What you can expect
Making a referral
If you have identified a child or young person you are supporting may be experiencing some challenges with their development you can make a referral to the Neurodevelopment Service Single Point of Access.
Referrals can be made to the neurodevelopmental single point of access, where we accept referrals from schools, nurseries, clinical professionals from the UHB and GPs. The parents of children and young people who are electively home educated are also able to make referrals to the service.
The service covers all areas of Cardiff and the Vale of Glamorgan and is based at the Children’s Centre, St David’s Hospital, and Llandough Children Centre, Llandough Hospital.
What is needed to make a referral?
Children and young people should have access to support prior to a referral being made. Support is important to ensure the child/young person’s individual needs are met. Providing support also offers evaluation of whether interventions have helped the child and determines what further support is needed.
The child/young person MUST present with both social communication and interaction difficulties AND restricted repetitive patterns of behaviour, interests or activities to enable a diagnosis. The young person is struggling with everyday functioning difficulties not better explained by learning difficulties or any significant trauma the child may have experienced. The complexity and persistence of any difficulties observed for over a period of six month or two school terms.
How the child/ young person’s day to day functioning has been impacted on across all environments should be emphasized in the referral.
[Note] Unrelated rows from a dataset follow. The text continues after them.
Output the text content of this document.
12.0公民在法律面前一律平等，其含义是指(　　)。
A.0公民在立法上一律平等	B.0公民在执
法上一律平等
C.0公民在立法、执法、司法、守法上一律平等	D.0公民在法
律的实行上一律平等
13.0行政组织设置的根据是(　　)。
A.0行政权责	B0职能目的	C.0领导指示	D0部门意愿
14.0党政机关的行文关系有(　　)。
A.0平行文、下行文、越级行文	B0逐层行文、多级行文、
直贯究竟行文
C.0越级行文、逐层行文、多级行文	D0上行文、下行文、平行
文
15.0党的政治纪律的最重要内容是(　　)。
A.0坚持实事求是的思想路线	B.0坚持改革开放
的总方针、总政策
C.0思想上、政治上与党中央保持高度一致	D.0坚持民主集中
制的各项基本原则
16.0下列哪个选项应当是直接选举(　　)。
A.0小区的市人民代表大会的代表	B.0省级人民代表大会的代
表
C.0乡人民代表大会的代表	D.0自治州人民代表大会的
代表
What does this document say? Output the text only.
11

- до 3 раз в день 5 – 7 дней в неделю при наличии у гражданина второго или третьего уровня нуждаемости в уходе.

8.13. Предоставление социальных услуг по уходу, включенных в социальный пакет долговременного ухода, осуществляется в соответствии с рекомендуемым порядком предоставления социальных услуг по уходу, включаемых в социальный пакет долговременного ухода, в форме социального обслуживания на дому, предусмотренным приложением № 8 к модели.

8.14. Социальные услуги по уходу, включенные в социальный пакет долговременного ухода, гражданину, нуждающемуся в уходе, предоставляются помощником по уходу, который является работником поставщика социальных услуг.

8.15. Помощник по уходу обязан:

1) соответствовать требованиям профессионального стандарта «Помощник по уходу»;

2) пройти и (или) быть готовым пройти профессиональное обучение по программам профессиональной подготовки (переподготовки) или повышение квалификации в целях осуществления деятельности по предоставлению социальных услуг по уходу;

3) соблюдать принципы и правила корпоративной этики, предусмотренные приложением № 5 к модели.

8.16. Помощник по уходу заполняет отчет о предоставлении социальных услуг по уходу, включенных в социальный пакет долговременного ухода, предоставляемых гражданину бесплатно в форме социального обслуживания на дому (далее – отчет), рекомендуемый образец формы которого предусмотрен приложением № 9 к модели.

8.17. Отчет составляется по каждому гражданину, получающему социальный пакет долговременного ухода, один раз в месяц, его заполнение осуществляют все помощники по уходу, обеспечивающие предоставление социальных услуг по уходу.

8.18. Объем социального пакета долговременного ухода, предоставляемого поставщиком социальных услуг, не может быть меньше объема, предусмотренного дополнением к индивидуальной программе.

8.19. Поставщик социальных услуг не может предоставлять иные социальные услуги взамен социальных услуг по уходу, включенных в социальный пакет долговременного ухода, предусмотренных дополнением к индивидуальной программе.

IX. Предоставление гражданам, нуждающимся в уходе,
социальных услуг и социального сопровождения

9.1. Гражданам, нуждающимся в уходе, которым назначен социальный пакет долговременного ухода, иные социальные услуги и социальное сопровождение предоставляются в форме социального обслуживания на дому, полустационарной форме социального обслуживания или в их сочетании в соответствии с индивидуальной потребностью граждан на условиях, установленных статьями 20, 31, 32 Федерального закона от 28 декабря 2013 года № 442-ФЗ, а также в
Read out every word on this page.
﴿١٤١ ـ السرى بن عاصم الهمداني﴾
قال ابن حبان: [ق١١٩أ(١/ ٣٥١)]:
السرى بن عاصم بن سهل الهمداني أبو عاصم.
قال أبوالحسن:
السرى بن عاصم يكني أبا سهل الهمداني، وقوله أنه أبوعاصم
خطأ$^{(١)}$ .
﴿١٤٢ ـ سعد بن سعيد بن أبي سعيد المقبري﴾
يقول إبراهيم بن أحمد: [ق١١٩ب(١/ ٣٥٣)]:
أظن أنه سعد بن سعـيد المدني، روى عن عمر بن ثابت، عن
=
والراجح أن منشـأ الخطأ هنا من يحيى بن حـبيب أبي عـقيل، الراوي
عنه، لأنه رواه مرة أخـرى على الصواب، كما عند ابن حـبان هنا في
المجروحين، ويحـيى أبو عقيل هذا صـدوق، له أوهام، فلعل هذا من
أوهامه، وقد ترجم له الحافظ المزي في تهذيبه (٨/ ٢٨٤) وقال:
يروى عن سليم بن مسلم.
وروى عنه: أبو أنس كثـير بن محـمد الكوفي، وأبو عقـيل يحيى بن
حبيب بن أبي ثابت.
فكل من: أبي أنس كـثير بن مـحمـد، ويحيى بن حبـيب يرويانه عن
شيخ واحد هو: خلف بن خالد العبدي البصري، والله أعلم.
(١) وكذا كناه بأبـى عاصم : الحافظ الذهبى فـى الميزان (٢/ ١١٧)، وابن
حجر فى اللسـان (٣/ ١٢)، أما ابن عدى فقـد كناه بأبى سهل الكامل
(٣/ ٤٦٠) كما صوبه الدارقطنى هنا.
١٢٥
Examples must be included of behaviours observed that cause concern.
Referral Form
Referrals to the Neurodevelopmental Service are made using our referral form
Signs must be persistent across multiple settings
Impulsivity
- Challenges with taking turns and queuing
- Excitable and sudden actions such as darting into the road without thinking about safety
- Appear reckless to others
- Challenges in sitting still and fidgets when sitting
Impact on functioning
- Difficulty in keeping friends as gets annoyed easily
- Impacts on learning
- Often argues with adults which impacts on relationships
- Risk of injury
- Often angry
- At risk of antisocial behaviour
Hyperactivity
- Excessive talking
- Challenges remaining seated where it is expected such as mealtimes, classroom and carpet time
- Noisy with a loud tone of voice
- Needs excessive exercise
Inventiveness
- Challenges in paying attention and completing tasks
- Short attention span compared to others of the same developmental age
- Challenges in organisation and planning of tasks
- Forgetfulness
- Challenges in finishing tasks that need sustained attention
- Being easily distracted
Sensory seeking behaviour
- Sensory seeking behaviours such as sniffing or licking objects and dislike of certain noises and texture
- Parent may raise concerns regarding developmental delay
- Girls tend to mask, look more in depth in the function of their social relationships
Restrictive and repetitive behaviour
- Unusual interests and obsessions
- Rigidity and inflexible and prefer to follow set routines
- Unstructured situations may challenge
- Prefer the same activities
- Prefer similar foods each mealtime
Social communication
- Difficulty in communicating with others, limited conversation and answers
- Tone of speech appears flat or monotonous
- Perceived as blunt with inappropriate or insensitive communication
- Limited facial gestures, poor eye contact and reduced gestures such as pointing
- Literal understanding of Jokes or sarcasm
- May prefer adult company
- Challenges in participating in group activities
- Struggle to make friends
- Talk in detail about they preferred interest
- Struggle with the concept of a two-way conversation
Special schools will be able to complete a ND focused form for those children and young people who present with Neurodevelopmental traits. This will:
- facilitate the completion of a multidisciplinary ND assessment avoiding delays and repeated unnecessary involvement of specific professional expertise
- provide a thorough understanding of the individual child’s needs and differences in complexities or differential diagnosis.
- be time effective at all the steps in the child’s care
Professionals will be able to book a slot in one of the Consolidation and Interpretation of Findings (CIF) meetings if they need an MDT case discussion.
What happens once a referral is made?
The online referral form is completed by a professional and it includes a range of mandatory fields that focus on the strengths and needs of the child/young person. Referrals cannot be submitted without the mandatory fields being completed.
On receipt of the fully completed referral form, you will receive a receive acknowledgement via email. The neurodevelopmental single point of access will screen these to determine whether a neurodevelopmental assessment is appropriate.
When a referral is made, this does not mean it has been accepted. The neurodevelopmental team will triage the referrers information to consider if the assessment pathway should be followed. All requests are considered on an individual basis alongside the inclusion criteria.
What decisions are possible at triage
The request is accepted to the neurodevelopmental pathway, the child/young person will then be placed on the waiting list for an appointment.
The request is accepted although further information may be needed for further observations or information gathering to understand the difficulties. A decision will then be made to determine whether an assessment is needed.
It may be that an assessment is not needed at this time, and we will offer advice on what recommendations we feel are suitable in this instance.
There is insufficient information, the referrer will be contacted, and advice given on what information is needed.